Le 11 janvier, les principaux groupes d’opposition ont annoncé le lancement de la semaine de l’intifada (“soulèvement” en arabe) dans tout le pays, invitant la population à manifester le dimanche 13 et le jeudi 17 dans toutes les villes et villages du pays (5).
Perspectives :
- L’Intifada soudanaise pourrait devenir le plus grand défi pour Omar el-Béchir depuis son arrivé au pouvoir, il y a 29 ans. Néanmoins, après presque trois décennies à la présidence, plusieurs crises et guerres, el-Béchir ne fera l’économie d’aucune mesure susceptible de lui permettre de conserver son poste.
- Face à la pression internationale, el-Béchir pourrait céder et essayer de négocier un accord de transition, notamment si la situation échappe à son contrôle. Néanmoins, quels que soient les termes d’un compromis, il sortira fragilisé de ce conflit et aura bien du mal à maintenir son emprise si l’économie du pays tarde à redémarrer.
- Avec un gouvernement fragilisé, voire un changement de gouvernement, le risque de voir le Soudan sombrer dans le chaos représenterait un danger très élevé pour tous les acteurs régionaux et internationaux.
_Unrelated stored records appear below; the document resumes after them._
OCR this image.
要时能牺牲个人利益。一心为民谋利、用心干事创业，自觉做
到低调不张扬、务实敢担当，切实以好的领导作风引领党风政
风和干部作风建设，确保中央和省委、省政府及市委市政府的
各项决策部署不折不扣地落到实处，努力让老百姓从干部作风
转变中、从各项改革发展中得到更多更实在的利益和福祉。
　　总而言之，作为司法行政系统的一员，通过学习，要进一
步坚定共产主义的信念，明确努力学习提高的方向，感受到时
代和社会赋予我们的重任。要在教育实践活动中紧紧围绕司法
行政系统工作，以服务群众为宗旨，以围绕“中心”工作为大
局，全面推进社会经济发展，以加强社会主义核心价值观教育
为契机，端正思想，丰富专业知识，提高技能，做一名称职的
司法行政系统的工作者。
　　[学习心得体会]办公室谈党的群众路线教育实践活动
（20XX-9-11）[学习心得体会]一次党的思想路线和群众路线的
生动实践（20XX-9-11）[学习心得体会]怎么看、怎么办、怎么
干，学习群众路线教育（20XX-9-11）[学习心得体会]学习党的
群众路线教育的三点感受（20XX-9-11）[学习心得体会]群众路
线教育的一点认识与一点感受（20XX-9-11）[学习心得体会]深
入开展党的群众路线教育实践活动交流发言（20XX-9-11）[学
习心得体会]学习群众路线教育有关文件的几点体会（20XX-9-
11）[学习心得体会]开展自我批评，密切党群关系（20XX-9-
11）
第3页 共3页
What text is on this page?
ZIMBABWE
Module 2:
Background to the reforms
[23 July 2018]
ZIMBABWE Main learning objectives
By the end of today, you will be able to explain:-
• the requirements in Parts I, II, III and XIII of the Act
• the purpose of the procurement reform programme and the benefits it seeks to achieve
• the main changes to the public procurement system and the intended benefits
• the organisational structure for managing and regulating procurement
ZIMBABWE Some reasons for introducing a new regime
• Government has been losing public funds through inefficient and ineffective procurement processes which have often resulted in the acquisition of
Une crise au Soudan serait un défi sécuritaire majeur dans toute la région, notamment en vue du retrait déjà en cours de l’Opération hybride de l’Union africaine et des Nations Unies au Darfour (MINUAD).
Sources :
- Crise économique au Soudan : Omar el-Béchir limoge tout le gouvernement, Jeune Afrique avec AFP, 10 septembre 2018.
- Soudan : plus de 800 arrestations depuis le début de la crise, Jeune Afrique avec AFP, 7 janvier 2019.
- Soudan : Omar el-Béchir candidat à un troisième mandat en 2020, RFI, 10 septembre 2018.
- Troika say human rights violation during Sudan protests may affect engagement with Khartoum, Sudan Tribune, 9 janvier 2018.
- Sudanese opposition calls for new protests next Sunday and Thursday, Sudan Tribune, 11 janvier 2018.